Unique white tea from high mountain area in north Vietnam.

Made only from young spring buds taken from big wild growing trees typical for this area of Vietnam. It originates from a wild tea tree variety indigenous to the high mountain regions along the borders of Vietnam and China. Tea varietal is similar to better known camellia sinensis var dehongensis. 

This kind of white tea is known also as Ya Bao or Dragon Teeth.


Taste profile: elderberry flower syrup, lemon, passion fruit and fruit candies.

Zero bitterness and almost zero caffeine. You can enjoy this tea all day long.


Origin:  mountain area of Tay Con Linh, Ha Giang, north Vietnam

Harvest: February 2024

Cultivar/Tree Variety:  unknown, wild and natural hybrid similar to camellia sisnensis var. dehongensis

Temperature of water and amount of leaves: 90-100 C 4-5g/100ml. (Please try different temperatures to find the best way for you)

Suggested brewing method: Yixing clay teapot or gaiwan of low capacity.
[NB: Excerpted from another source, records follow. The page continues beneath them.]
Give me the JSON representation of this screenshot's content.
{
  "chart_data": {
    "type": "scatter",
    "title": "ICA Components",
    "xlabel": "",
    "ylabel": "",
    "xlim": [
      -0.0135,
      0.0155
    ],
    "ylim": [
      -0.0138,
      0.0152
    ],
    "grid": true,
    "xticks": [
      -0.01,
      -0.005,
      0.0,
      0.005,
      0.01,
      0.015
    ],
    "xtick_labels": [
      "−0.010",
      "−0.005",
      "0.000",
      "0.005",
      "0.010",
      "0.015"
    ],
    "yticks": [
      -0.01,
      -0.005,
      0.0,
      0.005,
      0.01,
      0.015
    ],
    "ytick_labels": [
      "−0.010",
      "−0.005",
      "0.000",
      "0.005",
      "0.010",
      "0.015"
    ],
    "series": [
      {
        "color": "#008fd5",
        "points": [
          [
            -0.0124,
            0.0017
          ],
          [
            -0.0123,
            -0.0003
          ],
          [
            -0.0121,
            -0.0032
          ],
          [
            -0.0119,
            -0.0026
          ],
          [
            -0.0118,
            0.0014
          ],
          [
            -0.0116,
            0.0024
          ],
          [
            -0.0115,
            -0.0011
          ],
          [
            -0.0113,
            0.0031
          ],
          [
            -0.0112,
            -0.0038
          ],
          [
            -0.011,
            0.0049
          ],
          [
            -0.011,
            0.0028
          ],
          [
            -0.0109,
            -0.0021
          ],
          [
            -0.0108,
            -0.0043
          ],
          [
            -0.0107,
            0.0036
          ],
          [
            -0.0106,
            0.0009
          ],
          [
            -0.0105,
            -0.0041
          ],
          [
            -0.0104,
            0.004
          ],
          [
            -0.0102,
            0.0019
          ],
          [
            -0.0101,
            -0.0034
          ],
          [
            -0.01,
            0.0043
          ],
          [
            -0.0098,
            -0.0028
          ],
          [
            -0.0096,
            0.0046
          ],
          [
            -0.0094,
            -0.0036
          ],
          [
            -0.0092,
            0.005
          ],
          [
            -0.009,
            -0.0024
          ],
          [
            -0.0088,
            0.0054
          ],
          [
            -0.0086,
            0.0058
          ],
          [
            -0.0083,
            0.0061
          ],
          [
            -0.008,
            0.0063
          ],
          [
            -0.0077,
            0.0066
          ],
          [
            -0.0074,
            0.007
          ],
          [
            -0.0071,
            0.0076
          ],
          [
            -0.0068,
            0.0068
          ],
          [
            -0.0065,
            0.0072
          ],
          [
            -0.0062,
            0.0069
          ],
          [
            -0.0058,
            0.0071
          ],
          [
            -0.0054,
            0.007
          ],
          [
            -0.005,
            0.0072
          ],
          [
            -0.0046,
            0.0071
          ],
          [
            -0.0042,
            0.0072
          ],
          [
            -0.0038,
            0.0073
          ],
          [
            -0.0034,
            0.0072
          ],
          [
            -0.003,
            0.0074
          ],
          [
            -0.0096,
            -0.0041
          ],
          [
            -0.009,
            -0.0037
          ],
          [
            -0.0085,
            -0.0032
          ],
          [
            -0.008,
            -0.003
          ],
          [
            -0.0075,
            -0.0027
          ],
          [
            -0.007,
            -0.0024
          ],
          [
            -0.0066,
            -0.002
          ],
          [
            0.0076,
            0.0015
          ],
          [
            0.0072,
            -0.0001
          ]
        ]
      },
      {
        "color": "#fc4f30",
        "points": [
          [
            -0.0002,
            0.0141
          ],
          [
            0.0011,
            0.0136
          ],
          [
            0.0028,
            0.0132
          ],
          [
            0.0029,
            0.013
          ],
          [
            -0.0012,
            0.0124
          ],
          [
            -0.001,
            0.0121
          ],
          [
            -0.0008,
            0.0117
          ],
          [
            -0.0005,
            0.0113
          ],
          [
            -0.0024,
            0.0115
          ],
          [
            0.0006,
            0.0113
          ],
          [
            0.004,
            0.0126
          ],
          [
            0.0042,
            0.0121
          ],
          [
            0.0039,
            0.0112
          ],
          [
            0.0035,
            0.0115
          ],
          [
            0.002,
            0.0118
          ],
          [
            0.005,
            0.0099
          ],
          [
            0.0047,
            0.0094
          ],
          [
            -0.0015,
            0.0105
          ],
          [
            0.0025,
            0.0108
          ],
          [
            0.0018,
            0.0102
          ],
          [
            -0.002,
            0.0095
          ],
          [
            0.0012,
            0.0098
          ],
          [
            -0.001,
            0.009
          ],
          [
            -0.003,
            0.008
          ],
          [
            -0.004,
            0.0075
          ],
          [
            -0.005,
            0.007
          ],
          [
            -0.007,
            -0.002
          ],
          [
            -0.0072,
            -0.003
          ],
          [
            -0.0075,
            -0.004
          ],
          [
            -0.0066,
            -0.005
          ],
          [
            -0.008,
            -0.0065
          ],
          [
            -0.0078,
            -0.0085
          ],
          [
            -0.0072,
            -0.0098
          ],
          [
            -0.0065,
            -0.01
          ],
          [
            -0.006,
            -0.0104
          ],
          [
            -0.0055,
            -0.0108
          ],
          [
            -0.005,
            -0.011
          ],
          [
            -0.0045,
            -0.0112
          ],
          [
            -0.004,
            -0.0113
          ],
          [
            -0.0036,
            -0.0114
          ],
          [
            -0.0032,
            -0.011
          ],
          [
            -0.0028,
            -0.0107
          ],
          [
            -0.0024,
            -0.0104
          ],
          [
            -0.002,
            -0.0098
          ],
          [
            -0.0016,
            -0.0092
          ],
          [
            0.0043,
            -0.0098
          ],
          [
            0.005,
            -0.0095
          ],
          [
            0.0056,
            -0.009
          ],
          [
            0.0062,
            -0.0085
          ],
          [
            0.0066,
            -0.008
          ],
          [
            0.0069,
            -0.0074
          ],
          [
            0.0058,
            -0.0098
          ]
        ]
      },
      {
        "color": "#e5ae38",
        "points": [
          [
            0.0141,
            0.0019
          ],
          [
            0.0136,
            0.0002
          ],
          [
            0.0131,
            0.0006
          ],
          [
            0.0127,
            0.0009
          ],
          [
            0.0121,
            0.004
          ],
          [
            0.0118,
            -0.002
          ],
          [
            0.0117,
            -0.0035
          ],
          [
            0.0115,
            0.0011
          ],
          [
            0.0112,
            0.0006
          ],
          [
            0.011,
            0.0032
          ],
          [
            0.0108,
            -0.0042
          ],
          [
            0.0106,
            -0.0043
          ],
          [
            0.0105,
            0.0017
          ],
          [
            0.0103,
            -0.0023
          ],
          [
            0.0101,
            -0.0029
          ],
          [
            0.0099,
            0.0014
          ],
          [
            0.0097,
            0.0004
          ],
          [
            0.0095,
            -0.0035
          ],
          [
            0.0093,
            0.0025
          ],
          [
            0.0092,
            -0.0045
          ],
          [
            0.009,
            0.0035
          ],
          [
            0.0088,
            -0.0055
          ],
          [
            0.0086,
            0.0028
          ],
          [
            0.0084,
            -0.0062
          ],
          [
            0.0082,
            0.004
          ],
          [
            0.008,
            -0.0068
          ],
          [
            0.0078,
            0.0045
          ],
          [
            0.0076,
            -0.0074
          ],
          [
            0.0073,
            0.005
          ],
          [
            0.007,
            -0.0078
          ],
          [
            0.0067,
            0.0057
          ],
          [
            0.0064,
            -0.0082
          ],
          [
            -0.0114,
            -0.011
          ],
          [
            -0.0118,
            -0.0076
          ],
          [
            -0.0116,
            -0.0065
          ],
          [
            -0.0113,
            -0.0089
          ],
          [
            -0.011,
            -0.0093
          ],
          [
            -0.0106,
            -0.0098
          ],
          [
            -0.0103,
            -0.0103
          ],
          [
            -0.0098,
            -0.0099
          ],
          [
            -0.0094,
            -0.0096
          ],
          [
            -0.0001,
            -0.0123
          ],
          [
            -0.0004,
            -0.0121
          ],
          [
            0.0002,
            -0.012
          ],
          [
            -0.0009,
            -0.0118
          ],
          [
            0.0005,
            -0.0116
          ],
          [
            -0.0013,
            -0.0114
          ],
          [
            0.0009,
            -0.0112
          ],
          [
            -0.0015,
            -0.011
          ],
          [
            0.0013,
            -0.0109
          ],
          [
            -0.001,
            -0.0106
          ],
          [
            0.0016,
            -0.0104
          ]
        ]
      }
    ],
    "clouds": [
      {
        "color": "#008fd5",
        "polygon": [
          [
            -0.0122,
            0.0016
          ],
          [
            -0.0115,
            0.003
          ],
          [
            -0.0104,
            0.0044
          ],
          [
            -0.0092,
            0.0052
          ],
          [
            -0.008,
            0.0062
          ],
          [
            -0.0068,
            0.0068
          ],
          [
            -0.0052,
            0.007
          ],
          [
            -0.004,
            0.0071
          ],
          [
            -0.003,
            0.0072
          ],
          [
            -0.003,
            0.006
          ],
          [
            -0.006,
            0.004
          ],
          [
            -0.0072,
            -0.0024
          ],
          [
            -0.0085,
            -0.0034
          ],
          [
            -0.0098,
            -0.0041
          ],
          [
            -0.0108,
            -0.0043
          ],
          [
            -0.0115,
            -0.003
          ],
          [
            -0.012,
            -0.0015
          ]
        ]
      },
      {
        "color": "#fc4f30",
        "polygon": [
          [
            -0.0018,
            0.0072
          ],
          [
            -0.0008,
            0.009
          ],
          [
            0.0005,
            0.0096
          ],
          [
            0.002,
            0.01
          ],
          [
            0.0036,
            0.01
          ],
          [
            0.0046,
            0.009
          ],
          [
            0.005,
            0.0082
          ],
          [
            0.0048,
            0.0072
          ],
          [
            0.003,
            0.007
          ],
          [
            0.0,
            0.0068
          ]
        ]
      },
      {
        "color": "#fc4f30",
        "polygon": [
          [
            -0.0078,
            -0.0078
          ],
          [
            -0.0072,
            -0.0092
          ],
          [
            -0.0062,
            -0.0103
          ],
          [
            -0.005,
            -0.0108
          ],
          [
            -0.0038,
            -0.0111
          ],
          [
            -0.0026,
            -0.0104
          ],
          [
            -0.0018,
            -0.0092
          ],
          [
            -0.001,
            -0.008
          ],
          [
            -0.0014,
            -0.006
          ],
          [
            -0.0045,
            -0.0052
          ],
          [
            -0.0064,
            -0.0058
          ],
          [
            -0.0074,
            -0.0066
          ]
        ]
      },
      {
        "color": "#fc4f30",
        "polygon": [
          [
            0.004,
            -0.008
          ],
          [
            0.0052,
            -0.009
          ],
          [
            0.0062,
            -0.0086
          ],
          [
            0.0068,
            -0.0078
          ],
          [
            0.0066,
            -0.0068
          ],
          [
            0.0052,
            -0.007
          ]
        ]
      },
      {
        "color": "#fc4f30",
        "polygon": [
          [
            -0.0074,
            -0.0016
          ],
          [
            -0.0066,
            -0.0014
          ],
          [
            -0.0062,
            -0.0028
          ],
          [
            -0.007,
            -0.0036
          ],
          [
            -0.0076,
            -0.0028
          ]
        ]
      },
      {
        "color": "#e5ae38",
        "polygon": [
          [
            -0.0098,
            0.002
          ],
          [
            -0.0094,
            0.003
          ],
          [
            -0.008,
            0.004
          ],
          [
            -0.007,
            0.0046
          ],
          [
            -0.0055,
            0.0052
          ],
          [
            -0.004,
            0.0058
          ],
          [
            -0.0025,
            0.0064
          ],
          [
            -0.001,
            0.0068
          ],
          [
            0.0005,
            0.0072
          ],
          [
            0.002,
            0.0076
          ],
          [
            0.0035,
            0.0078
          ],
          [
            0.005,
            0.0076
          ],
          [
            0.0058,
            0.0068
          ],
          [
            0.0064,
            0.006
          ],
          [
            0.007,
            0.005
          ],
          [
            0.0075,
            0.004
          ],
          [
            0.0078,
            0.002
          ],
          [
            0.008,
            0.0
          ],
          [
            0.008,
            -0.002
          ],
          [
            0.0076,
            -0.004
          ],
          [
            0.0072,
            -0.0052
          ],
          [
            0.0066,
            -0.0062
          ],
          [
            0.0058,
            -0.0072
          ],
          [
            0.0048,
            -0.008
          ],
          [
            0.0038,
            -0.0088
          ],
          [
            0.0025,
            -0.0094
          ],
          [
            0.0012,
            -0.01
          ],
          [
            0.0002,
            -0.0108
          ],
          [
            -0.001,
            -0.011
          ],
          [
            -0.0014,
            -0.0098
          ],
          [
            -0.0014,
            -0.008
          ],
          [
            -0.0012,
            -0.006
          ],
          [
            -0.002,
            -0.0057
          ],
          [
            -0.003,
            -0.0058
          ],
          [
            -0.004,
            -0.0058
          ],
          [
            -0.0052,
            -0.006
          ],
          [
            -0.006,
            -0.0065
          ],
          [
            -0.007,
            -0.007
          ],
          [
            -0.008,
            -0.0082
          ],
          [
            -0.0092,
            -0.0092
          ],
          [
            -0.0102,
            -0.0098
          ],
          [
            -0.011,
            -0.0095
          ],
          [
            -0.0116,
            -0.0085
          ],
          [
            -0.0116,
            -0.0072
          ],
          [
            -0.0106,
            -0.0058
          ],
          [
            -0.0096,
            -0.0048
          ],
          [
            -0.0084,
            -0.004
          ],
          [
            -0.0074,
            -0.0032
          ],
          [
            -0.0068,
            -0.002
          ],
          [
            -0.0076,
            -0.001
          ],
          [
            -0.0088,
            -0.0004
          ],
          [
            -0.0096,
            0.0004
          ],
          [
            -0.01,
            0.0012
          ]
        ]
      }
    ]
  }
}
First, you should pre-heat empty teapot/gaiwan and tea cups with boiling water. When the teapot is warmed, then you put the tea leaves in. After smelling hot and dry leaves in the pot, gently pour the hot water to the pot.  First infusion should be short- around 1 minute second. We suggest to increase brewing time for 30-40 seconds in each next brewing.

This tea is excellent for more casual brewing in the bowl or mug.